Alain Colas n'avait plus lâché la barre depuis des heures. Manureva, ne portant qu'un petit tourmentin, fuyait sur une mer invisible, vers un horizon totalement noir. Le grand oiseau d'aluminium vibrait et gémissait à chaque départ en survitesse. Seuls les chocs résonnant dans la coque métallique et les volées d'embruns donnaient une idée de l'état de la mer. Régulièrement un grondement de Niagara roulant dans l'obscurité de son sillage lui annonçait une nouvelle déferlante sur l'arrière. La légèreté du trimaran lui permettait d'être soulevé par la vague, mais inévitablement la crête venait frapper le tableau arrière, les restes du régulateur d'allure arraché par le vent, et le rail semi-circulaire de l'écoute d'artimon. Heureusement, le cockpit de Manureva était devant le mât d'artimon, ce qui le protégeait de ces coups, mais pas des embruns. Le geste du barreur était inlassablement le même : lofer légèrement en montant sur la vague, et sitôt au sommet, ramener la barre à soi pour lancer les six tonnes et vingt mètres du bateau dans la pente. Manureva surfait, dévalait la vague en survitesse, mais quand la pente était trop raide, il risquait de chavirer en plantant dans l'eau l'avant très effilé du flotteur.
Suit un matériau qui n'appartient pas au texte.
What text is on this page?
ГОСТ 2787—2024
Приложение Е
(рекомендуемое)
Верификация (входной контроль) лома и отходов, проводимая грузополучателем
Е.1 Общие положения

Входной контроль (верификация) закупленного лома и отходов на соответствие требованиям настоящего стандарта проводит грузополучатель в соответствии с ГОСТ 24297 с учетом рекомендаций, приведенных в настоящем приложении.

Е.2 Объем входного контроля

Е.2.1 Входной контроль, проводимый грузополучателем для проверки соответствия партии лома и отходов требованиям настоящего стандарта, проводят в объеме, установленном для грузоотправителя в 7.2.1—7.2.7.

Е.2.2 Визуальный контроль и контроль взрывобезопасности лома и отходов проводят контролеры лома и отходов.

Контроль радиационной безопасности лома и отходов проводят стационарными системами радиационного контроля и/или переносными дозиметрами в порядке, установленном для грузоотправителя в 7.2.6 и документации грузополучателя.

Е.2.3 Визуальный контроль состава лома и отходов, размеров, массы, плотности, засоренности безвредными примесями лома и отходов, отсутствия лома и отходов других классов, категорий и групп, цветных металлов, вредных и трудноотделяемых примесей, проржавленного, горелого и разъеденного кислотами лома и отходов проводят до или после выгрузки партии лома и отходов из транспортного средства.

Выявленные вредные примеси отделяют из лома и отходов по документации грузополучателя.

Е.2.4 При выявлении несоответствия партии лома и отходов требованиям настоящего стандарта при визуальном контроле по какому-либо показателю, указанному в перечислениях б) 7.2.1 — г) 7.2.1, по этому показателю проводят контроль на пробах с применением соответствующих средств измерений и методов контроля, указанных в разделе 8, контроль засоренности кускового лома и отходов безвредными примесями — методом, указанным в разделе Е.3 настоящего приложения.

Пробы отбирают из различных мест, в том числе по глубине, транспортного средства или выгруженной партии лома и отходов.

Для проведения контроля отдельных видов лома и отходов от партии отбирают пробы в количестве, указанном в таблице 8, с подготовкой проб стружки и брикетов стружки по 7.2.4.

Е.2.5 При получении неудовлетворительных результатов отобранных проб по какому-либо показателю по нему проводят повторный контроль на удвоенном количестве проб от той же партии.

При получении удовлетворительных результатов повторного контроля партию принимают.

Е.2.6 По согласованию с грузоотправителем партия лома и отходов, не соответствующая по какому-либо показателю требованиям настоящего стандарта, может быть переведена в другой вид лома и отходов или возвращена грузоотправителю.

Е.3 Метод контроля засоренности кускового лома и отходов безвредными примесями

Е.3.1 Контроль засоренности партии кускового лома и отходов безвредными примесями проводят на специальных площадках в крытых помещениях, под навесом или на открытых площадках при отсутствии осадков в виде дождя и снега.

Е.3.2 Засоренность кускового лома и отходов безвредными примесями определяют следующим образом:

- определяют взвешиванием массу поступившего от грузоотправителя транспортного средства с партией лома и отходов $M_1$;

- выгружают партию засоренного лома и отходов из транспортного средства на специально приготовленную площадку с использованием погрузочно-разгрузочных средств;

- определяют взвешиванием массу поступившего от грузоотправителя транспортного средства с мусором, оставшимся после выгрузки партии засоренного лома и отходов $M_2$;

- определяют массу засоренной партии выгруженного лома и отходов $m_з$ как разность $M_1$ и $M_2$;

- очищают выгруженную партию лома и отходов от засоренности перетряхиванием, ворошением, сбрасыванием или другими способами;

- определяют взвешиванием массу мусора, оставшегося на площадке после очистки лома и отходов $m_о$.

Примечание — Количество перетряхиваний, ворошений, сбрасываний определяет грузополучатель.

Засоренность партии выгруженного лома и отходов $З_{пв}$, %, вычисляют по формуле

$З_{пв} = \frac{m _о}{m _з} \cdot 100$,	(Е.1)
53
Le baromètre ne cessait de descendre et le ciel de s'obscurcir, ne laissant qu'une poignée d'étoiles visibles au zénith. Des éclairs, de plus en plus nombreux, déchiraient l'horizon sur trois cent soixante degrés. Manureva était comme en chute libre dans un puits sans fond.

À l'heure de sa vacation radio, Alain arrima sa barre dans l'axe du bateau avec un bout solide et descendit dans le boyau d'aluminium pour allumer son émetteur. Il gardait un oeil sur le ciel à travers la bulle de plexiglas sur le roof, et sur la barre par le panneau de descente. Pour échapper au vacarme régnant à l'intérieur, il étira au maximum le cordon de son micro pour s'asseoir sur la plus haute marche de l'échelle. Là, c'était le vent qui lui hurlait aux oreilles. Son épouse, Teura, était à l'écoute, mais la conversation était presque impossible. Une lueur lui fit lever le nez. Le feu de Saint-Elme, flamme grésillante d'un bleu électrique, brillait en haut des deux mâts et semblait se développer vers le bas.

_ Je suis au centre du typhon, cria-t-il dans son micro !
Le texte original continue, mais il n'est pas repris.